Plaintiff, in effect, says that all railroad tracks should be fenced. To carry this argument to its logical conclusion, would require railroad companies to erect fences at passenger stations, freight stations and sidings to protect against straying animals entering upon its tracks and imposing liability for damages as a consequence of its failure to erect such fences. We are of the opinion that the Railroad Fence Act does not justify the strained construction contended for by plaintiff. Under the factual issue here, we are satisfied that the causation of plaintiff's damages had its origin in the plaintiff's failure to keep his cattle within the confines of his close and not by the defendant's failure to erect a fence at the place where the cows came upon defendant's railroad tracks.
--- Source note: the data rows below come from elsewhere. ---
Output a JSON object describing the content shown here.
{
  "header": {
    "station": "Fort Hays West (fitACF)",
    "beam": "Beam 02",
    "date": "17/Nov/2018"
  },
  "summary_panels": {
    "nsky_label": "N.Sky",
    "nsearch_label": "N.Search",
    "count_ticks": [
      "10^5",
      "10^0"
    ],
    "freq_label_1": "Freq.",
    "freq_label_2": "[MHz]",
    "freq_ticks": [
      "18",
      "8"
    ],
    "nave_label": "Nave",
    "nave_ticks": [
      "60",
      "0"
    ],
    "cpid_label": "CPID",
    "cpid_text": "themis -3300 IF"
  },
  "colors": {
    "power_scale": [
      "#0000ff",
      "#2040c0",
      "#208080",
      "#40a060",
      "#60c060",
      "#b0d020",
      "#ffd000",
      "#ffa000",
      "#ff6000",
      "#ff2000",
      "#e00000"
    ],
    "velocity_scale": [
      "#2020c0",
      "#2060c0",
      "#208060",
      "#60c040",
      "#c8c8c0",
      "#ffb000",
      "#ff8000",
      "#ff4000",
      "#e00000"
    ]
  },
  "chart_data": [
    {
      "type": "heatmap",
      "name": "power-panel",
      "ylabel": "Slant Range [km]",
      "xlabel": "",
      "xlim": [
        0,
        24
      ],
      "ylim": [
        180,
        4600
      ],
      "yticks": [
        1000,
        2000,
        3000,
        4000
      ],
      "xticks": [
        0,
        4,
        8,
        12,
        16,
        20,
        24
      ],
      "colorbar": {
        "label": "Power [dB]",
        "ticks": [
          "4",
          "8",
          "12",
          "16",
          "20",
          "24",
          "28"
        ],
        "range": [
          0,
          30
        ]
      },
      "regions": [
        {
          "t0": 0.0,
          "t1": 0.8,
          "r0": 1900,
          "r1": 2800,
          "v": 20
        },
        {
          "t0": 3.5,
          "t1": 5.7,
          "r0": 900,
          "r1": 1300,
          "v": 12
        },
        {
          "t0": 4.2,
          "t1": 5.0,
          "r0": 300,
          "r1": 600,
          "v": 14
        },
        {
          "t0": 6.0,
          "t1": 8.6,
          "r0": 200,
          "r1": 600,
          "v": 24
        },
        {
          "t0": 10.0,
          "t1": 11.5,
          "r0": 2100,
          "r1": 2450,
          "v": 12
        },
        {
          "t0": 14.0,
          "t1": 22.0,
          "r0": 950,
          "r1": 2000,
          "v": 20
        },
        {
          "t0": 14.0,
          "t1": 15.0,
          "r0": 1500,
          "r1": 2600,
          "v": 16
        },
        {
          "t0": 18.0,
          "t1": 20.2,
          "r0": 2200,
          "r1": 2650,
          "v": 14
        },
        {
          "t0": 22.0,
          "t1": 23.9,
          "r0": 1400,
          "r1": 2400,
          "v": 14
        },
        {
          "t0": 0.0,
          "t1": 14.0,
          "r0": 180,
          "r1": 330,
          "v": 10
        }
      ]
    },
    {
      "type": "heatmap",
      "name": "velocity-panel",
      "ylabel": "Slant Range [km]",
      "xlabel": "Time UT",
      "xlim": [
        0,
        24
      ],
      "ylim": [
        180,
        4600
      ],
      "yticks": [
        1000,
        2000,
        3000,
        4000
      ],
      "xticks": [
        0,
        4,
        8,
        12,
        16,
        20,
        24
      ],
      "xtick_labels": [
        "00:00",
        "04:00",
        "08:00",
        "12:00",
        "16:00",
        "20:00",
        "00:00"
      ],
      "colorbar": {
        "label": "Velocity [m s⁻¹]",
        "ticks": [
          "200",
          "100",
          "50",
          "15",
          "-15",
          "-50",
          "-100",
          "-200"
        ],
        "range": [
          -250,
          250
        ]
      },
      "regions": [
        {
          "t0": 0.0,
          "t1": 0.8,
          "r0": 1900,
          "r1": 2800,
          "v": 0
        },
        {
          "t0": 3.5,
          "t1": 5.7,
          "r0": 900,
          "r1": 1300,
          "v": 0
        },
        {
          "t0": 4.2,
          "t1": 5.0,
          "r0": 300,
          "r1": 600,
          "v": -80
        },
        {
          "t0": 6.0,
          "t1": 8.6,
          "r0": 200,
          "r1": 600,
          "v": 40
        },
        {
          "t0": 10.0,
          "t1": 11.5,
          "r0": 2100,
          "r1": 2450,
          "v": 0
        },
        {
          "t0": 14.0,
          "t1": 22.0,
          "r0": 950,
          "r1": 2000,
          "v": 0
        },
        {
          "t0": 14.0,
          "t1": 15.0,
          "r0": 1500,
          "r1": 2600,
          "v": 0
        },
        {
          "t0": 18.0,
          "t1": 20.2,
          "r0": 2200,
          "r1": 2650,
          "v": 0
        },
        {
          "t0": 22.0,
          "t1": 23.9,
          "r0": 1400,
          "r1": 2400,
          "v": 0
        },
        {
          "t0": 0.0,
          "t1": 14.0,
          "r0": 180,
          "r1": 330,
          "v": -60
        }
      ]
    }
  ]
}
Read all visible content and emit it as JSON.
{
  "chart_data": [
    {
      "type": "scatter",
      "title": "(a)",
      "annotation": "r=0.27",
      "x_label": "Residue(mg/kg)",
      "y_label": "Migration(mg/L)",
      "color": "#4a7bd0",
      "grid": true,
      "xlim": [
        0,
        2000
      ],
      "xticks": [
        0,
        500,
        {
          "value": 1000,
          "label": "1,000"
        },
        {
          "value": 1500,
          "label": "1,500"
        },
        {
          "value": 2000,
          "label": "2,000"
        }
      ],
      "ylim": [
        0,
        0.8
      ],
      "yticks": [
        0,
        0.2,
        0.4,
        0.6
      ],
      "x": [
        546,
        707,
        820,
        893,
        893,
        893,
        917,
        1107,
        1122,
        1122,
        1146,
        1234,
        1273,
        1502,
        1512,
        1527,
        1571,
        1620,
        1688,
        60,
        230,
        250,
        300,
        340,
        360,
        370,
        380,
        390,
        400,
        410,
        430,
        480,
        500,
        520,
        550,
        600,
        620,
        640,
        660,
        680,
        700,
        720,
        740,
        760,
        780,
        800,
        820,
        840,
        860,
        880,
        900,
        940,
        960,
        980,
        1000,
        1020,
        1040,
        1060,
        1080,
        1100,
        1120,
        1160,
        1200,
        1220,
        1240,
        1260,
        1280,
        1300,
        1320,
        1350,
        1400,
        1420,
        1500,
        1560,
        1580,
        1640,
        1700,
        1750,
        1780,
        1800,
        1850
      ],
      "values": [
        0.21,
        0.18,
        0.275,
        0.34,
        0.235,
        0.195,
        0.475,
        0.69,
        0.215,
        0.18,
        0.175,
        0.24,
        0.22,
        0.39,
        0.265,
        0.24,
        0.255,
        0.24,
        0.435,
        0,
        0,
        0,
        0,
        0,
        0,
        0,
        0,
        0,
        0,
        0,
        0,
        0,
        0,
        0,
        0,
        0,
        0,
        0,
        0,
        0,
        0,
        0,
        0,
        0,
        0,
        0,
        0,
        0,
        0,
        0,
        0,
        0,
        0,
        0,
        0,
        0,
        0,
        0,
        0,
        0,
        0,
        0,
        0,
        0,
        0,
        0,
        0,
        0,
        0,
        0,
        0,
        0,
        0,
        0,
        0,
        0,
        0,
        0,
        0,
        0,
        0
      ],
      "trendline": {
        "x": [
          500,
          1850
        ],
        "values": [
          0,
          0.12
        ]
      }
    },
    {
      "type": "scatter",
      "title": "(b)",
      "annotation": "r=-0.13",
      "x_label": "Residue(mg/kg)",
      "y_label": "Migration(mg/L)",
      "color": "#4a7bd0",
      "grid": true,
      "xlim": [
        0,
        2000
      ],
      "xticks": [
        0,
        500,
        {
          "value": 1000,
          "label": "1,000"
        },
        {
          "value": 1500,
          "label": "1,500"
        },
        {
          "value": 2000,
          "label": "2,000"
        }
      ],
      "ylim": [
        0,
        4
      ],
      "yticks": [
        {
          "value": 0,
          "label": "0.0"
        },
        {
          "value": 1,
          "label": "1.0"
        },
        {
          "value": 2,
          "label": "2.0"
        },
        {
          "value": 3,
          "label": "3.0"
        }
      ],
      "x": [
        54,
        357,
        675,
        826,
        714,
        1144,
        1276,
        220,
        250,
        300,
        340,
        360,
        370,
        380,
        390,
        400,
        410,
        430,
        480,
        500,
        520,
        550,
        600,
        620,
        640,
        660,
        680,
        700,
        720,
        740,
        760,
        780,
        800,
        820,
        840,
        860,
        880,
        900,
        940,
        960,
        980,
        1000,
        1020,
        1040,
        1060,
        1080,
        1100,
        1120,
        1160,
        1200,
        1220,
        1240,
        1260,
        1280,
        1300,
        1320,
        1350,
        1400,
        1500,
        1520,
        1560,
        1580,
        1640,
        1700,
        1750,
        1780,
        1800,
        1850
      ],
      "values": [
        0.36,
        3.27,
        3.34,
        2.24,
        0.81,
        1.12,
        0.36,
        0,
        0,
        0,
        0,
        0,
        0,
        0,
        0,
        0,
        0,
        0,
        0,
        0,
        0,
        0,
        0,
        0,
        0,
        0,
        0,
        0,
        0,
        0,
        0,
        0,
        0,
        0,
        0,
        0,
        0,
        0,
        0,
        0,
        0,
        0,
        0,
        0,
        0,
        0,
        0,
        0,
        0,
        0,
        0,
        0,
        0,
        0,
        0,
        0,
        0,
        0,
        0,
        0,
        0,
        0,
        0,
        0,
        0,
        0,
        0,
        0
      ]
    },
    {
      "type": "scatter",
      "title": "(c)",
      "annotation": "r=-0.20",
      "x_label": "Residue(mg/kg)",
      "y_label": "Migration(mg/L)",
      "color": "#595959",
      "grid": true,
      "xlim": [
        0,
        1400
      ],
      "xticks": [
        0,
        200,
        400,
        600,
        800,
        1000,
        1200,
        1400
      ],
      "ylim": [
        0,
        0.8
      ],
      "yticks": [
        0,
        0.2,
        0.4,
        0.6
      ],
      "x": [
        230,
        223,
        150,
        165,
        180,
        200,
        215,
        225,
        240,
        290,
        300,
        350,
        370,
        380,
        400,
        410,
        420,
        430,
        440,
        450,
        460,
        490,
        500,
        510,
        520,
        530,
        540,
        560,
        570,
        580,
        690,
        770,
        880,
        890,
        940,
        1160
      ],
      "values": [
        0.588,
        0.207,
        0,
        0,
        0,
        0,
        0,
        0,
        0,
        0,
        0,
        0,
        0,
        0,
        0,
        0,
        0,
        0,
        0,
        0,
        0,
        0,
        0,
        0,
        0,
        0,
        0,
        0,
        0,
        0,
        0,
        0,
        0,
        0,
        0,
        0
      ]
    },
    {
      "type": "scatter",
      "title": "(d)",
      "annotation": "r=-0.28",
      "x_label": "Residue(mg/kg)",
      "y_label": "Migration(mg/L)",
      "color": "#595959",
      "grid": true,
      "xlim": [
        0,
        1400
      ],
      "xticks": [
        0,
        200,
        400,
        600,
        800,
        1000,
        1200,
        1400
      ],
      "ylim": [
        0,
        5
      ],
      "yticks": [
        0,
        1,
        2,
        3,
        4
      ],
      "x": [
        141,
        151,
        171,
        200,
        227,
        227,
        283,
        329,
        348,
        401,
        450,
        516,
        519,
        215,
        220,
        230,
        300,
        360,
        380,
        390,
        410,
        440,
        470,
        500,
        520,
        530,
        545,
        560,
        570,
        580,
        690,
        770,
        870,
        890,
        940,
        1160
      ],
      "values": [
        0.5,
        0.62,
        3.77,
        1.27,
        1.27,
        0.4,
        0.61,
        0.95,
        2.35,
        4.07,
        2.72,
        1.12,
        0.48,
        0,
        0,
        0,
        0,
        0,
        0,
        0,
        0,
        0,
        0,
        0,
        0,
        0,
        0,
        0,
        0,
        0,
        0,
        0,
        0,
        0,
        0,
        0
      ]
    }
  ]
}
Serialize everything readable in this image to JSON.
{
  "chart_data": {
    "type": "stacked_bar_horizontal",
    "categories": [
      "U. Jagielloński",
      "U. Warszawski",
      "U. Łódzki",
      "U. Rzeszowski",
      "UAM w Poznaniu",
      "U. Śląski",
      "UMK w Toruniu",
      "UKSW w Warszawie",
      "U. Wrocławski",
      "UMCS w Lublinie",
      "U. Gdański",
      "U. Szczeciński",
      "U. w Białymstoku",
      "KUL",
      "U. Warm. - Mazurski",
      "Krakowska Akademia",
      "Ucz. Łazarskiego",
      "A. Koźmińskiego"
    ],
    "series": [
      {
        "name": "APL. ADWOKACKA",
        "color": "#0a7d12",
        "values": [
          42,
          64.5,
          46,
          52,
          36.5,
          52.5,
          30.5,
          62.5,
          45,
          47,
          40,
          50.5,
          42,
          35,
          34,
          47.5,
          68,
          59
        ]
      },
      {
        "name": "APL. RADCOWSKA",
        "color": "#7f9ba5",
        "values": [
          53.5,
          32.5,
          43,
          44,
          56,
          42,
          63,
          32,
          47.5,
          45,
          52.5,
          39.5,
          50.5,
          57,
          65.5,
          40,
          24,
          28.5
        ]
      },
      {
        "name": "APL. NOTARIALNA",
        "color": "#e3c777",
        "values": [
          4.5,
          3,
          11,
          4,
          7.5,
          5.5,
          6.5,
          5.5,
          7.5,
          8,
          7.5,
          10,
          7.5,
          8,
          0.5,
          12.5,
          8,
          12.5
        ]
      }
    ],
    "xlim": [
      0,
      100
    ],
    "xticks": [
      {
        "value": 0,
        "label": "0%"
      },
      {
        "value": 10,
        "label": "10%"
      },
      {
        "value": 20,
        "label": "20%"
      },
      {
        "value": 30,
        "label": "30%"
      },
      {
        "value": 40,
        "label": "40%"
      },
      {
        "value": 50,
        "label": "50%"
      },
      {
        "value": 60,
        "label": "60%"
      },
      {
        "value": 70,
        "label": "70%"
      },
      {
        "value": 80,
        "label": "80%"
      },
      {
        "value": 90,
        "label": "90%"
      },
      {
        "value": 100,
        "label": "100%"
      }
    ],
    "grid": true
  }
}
It is immaterial, for a determination of this issue, as to how the cattle broke out of plaintiff's pasture or who may have loosed them.
[1 NJSuper Page 259]
A supplemental brief filed by the defendant subsequent to the oral argument, raises the issue that R.S. 48:12-46 does not apply to the defendant as it is a foreign corporation and not organized under the legislation applicable here. But this defense was not interposed at the trial before the District Court. It may be that there are special circumstances in this case which require the railroad, notwithstanding it is a foreign corporation, to fence that part of its railroad where plaintiff's cow was struck. As to this, however, the record is silent.
We concur in the judgment of the trial court and it is hereby affirmed, with costs.